Sometimes a simple used stamp can raise a lot of questions.
The stamp in question is actually a souvenir sheet: Scott 5879,
issued for the Stamp World London exhibition in 1990. It’s obviously
cancelled-to-order (CTO), with the impossibly crisp postmark reading simply
MOSKVA – POCHTAMT that is never seen on any normal piece of mail and probably
isn’t a real postmark to begin with.
CTO stamps have been around for over a century, and for
almost a century in Russia, with CTO stamps making an appearance in the early
1920s. Originally, existing postmarks were used to cancel stamps in sheets, but
around 1930 we see special postmarks pressed into service, often (but not
always) inscribed “D.K.” which is presumed to stand for “For collectors”.
However, these are cancelling devices applied to sheets of the same stamps that
were available in post office. In other words, they were valid postage stamps,
cancelled to order after their printing was finished.
The souvenir sheet shown here betrays a quite different process.
It’s a funny feature of printing processes that silver and gold inks have to be
printed last, and this sheet has both silver and gold design elements. A quick look through a magnifying glass shows that these silver and gold
elements are on top of the
MOSKVA-POCHTAMT postmark. In other words, the “postmark” was printed onto
the stamps before the stamps were even finished.
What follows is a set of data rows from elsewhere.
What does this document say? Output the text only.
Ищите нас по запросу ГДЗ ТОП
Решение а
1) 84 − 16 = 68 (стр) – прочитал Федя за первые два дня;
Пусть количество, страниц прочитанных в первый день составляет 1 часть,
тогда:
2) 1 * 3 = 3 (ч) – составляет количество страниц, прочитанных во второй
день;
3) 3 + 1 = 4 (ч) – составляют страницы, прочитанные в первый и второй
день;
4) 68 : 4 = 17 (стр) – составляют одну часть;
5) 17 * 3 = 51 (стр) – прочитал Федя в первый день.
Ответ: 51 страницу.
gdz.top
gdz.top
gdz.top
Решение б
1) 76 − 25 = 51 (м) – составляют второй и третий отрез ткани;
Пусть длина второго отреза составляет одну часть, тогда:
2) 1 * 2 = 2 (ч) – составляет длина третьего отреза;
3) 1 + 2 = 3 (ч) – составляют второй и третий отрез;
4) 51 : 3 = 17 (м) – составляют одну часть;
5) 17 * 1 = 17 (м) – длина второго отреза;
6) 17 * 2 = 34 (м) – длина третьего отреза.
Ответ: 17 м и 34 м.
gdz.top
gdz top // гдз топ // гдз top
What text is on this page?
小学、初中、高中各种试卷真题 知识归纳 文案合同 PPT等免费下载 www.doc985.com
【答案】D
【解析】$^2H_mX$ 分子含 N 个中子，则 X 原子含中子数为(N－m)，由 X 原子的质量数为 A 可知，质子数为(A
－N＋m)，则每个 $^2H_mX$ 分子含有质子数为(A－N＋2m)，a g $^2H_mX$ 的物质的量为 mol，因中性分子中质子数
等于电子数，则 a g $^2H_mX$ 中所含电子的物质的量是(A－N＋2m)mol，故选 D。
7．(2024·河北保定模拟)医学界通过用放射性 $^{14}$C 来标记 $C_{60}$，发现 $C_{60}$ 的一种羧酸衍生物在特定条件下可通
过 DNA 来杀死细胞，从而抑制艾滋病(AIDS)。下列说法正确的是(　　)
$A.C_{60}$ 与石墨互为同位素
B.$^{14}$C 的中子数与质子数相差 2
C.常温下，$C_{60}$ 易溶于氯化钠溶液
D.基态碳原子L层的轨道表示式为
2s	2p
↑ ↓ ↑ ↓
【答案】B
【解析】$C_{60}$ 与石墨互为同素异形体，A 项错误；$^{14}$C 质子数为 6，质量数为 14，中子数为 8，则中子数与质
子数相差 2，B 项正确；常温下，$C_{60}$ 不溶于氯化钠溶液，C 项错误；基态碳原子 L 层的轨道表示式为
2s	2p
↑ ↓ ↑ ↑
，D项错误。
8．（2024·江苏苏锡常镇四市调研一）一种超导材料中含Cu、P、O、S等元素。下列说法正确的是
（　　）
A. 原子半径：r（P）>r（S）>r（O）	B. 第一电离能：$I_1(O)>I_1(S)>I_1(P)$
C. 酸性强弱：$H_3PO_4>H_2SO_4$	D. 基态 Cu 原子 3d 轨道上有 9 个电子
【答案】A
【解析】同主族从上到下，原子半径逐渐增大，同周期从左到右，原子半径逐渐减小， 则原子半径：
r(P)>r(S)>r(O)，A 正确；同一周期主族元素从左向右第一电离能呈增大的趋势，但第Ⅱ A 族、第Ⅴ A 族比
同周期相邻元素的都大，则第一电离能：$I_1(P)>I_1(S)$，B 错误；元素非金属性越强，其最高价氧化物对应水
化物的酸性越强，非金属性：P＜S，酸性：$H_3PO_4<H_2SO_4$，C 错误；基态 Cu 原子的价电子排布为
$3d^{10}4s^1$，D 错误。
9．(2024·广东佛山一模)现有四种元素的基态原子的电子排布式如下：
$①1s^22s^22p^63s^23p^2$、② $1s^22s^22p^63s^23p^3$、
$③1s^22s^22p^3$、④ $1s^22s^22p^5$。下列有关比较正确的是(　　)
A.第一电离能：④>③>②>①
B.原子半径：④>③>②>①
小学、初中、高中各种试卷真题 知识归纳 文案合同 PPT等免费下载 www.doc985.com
So what are these things? They’re not postage stamps that
have been cancelled to order. They’re a kind of stamp facsimile, except instead
of the word “facsimile” to distinguish them from real stamps they have this
bogus “postmark”.
A case could be made that “CTO stamps” produced in this fashion
are not postage stamps at all and should not be listed in self-respecting stamp
catalogs.
You may think this is a subtle distinction, but mint sheets that are postmarked after their printing is finished were, at least for a brief time, valid postage stamps. These modern CTO things were never valid stamps.